CAN Bus Project part 4 : How CAN works

This is part 4 in my project to get my Arduino and TI Tiva Launchpad talking CAN.

Today, I want to say a little about how CAN works.

You don’t need to know today’s stuff to get a CAN link working. If you don’t care about details and just want things up-and-running that’s cool. Skip this post and go on to the next where I’ll continue listing Arduino CAN code. 

Personally I find CAN super-elegant however, and can’t resist looking under the hood now-and-again. So, for those like me, here goes:

A CAN network is two wires ('CANH' and 'CANL') and a couple of 120ohm resistors. Devices wanting to use the network hang off the wires. 

All devices on a CAN network have equal rights – none is an overall master.

CAN has an unusual way to send 0’s and 1’s. Figure 2 shows the idea. 

To send a ‘0’, a device pulls the CANH wire to a high voltage (typically 3.5V), and at the same time pulls CANL low (to typically, 1.5V). 

To send a ‘1’, CANH and CANL are both pulled to the same, intermediate, voltage (2.5V say).
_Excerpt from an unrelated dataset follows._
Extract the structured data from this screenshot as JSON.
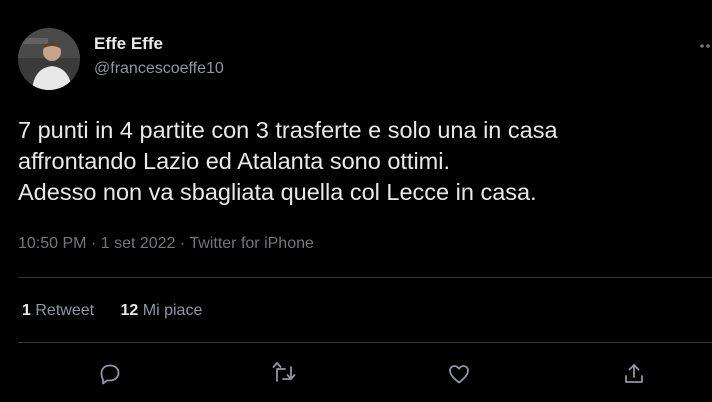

It’s a CAN rule that a device sending ‘0’ strongly drives the wires to their required (3.5/1.5V) levels. 1’s are only weakly driven however. This has consequences when two devices try to talk at the same time: Suppose some device on a CAN link tries to send a ‘0’ at the same instant as another device tries to send a ‘1’. The device sending ‘0’ drives CANH/L hard, while the device trying to send 1 drives weakly. The result is ‘0’ wins. In the jargon of CAN, 0’s are dominant, 1’s are recessive. 

It’s another rule of CAN that if a device tries to send a ‘1’ and finds itself drowned-out by a device that’s sending a ‘0’, the device sending the ‘1’ must immediately stop talking, and stay silent for a time.

This dominant / recessive business has real-world uses: Picture two sensors in a car, one monitoring aircon temperature and a second to tell you your brakes have failed (!). By having the brake-sensor send messages that begin “00…”, and the aircon sensor “11…”, you guarantee that if ever both sensors try to talk at the same time, it’s the brake-failure messages that dominate. 

If you add a third sensor (headlamp brightness, say) that sends messages starting “01…”, then these are guaranteed to be heard over aircon messages, but will be drowned-out by brake sensor messages. Elegant, huh?

In fact, rather that two bits, CAN gives you eleven bits at the start of your messages to set message priority (/ identity). Car junkies know all about such things. Cars these days have CAN (OBD) sockets (normally in the foot-well). You can plug in and watch the CAN messages flying around.

O.k., we’ve sketched out the way CANBus handles message priority. This is only one nice feature of CAN however. CAN also has multiple ways to monitor for network errors:

When you receive a CAN message you get up to 64-bits of message data. Along with these come 11-bits that form a so-called CRC checksum. Understanding CRC’s gets math’y and I don’t want to go into them here. Suffice to say they allow you to check  for (and partly correct) errors in the message. 

CANBus also has mechanisms to synchronize the timing of different devices on the network, and more stuff besides. There are some good application notes from the likes of Microchip, TI etc. that tell you more, and for the complete picture there’s the official ISO 11898 specification.

One last point: Part of CAN’s success is that communication can be entirely handled at the hardware level. (Industry has come up with various software standards such as CANOpen that sit on top of CAN, but they’re a story for another day). No software means no software bugs – one reason for CAN’s popularity in safety critical systems.

O.k., enough theory, next post I’ll get back to the practical business of getting my Arduino to talk CAN.